Given its growth prospects, the company’s management expects its loan portfolio to increase by 67% to $3.6 billion by 2024. Management also hopes to maintain its operating margin of over 35% and deliver a return-on-equity of over 22% yearly. So, given its growth prospects and attractive NTM (next twelve months) price-to-earnings multiple of 8.9, I am bullish on goeasy.
My final pick is Waste Connections (TSX:WCN)(NYSE:WCN). Supported by its solid financial performance and strategic acquisitions, the waste management company has delivered returns of over 610% in the last 10 years at a CAGR of 21.7%. The company operates primarily in secondary or exclusive markets (such as rural markets), where competition is lesser. Notably, the company positions its disposal sites closer to waste generation, allowing it to save on transportation expenses. An experienced management team, decentralized operating strategy, and financial strength provide additional tailwinds.

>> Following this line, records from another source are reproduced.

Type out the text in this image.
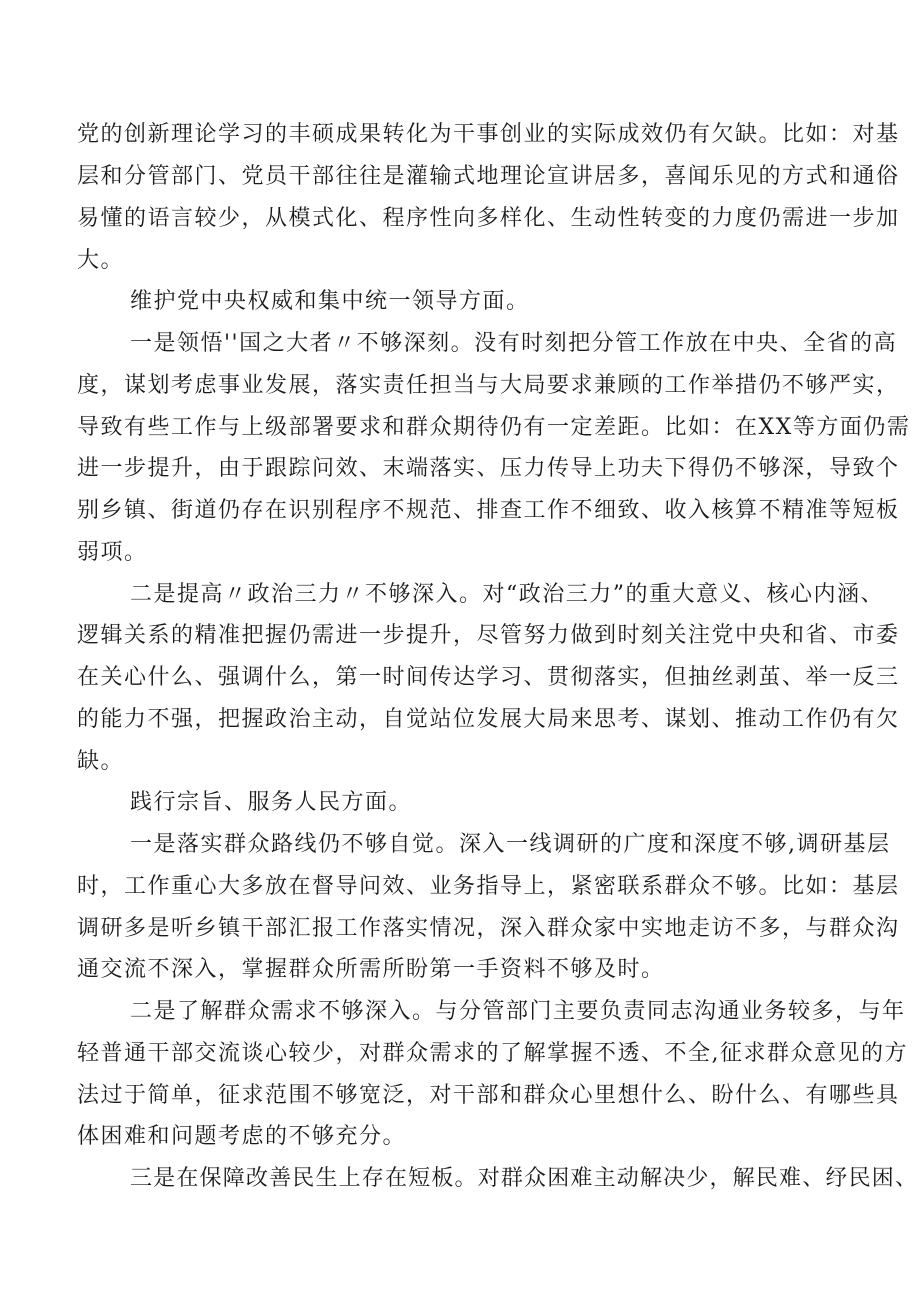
党的创新理论学习的丰硕成果转化为干事创业的实际成效仍有欠缺。比如：对基
层和分管部门、党员干部往往是灌输式地理论宣讲居多，喜闻乐见的方式和通俗
易懂的语言较少，从模式化、程序性向多样化、生动性转变的力度仍需进一步加
大。
维护党中央权威和集中统一领导方面。
一是领悟''国之大者〃不够深刻。没有时刻把分管工作放在中央、全省的高
度，谋划考虑事业发展，落实责任担当与大局要求兼顾的工作举措仍不够严实，
导致有些工作与上级部署要求和群众期待仍有一定差距。比如：在XX等方面仍需
进一步提升，由于跟踪问效、末端落实、压力传导上功夫下得仍不够深，导致个
别乡镇、街道仍存在识别程序不规范、排查工作不细致、收入核算不精准等短板
弱项。
二是提高〃政治三力〃不够深入。对“政治三力”的重大意义、核心内涵、
逻辑关系的精准把握仍需进一步提升，尽管努力做到时刻关注党中央和省、市委
在关心什么、强调什么，第一时间传达学习、贯彻落实，但抽丝剥茧、举一反三
的能力不强，把握政治主动，自觉站位发展大局来思考、谋划、推动工作仍有欠
缺。
践行宗旨、服务人民方面。
一是落实群众路线仍不够自觉。深入一线调研的广度和深度不够,调研基层
时，工作重心大多放在督导问效、业务指导上，紧密联系群众不够。比如：基层
调研多是听乡镇干部汇报工作落实情况，深入群众家中实地走访不多，与群众沟
通交流不深入，掌握群众所需所盼第一手资料不够及时。
二是了解群众需求不够深入。与分管部门主要负责同志沟通业务较多，与年
轻普通干部交流谈心较少，对群众需求的了解掌握不透、不全,征求群众意见的方
法过于简单，征求范围不够宽泛，对干部和群众心里想什么、盼什么、有哪些具
体困难和问题考虑的不够充分。
三是在保障改善民生上存在短板。对群众困难主动解决少，解民难、纾民困、
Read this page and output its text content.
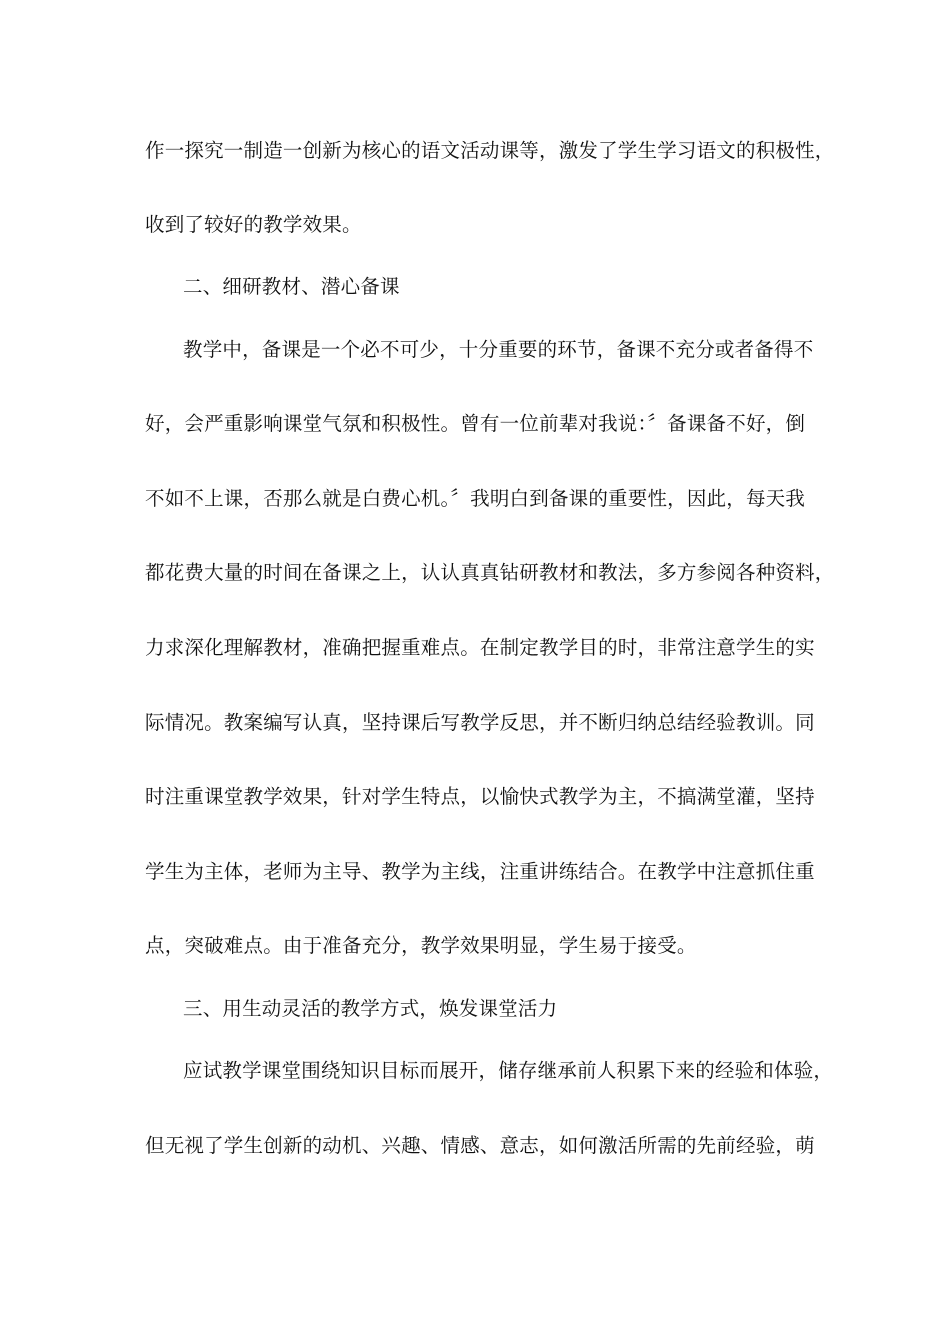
作一探究一制造一创新为核心的语文活动课等，激发了学生学习语文的积极性，
收到了较好的教学效果。
二、细研教材、潜心备课
教学中，备课是一个必不可少，十分重要的环节，备课不充分或者备得不
好，会严重影响课堂气氛和积极性。曾有一位前辈对我说：〞备课备不好，倒
不如不上课，否那么就是白费心机。〞我明白到备课的重要性，因此，每天我
都花费大量的时间在备课之上，认认真真钻研教材和教法，多方参阅各种资料，
力求深化理解教材，准确把握重难点。在制定教学目的时，非常注意学生的实
际情况。教案编写认真，坚持课后写教学反思，并不断归纳总结经验教训。同
时注重课堂教学效果，针对学生特点，以愉快式教学为主，不搞满堂灌，坚持
学生为主体，老师为主导、教学为主线，注重讲练结合。在教学中注意抓住重
点，突破难点。由于准备充分，教学效果明显，学生易于接受。
三、用生动灵活的教学方式，焕发课堂活力
应试教学课堂围绕知识目标而展开，储存继承前人积累下来的经验和体验，
但无视了学生创新的动机、兴趣、情感、意志，如何激活所需的先前经验，萌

Amid rising energy demands, exploration and production activities have increased, driving demand for Waste Connections’ services. It has a solid acquisition pipeline, which could expand its presence and strengthen its market share across specific markets. Meanwhile, the company has raised its dividends at a CAGR of over 15% since 2010. So, given the essential nature of its business, healthy growth prospects, and solid track record of dividend hikes, I believe Waste Connections is an excellent buy for long-term investors.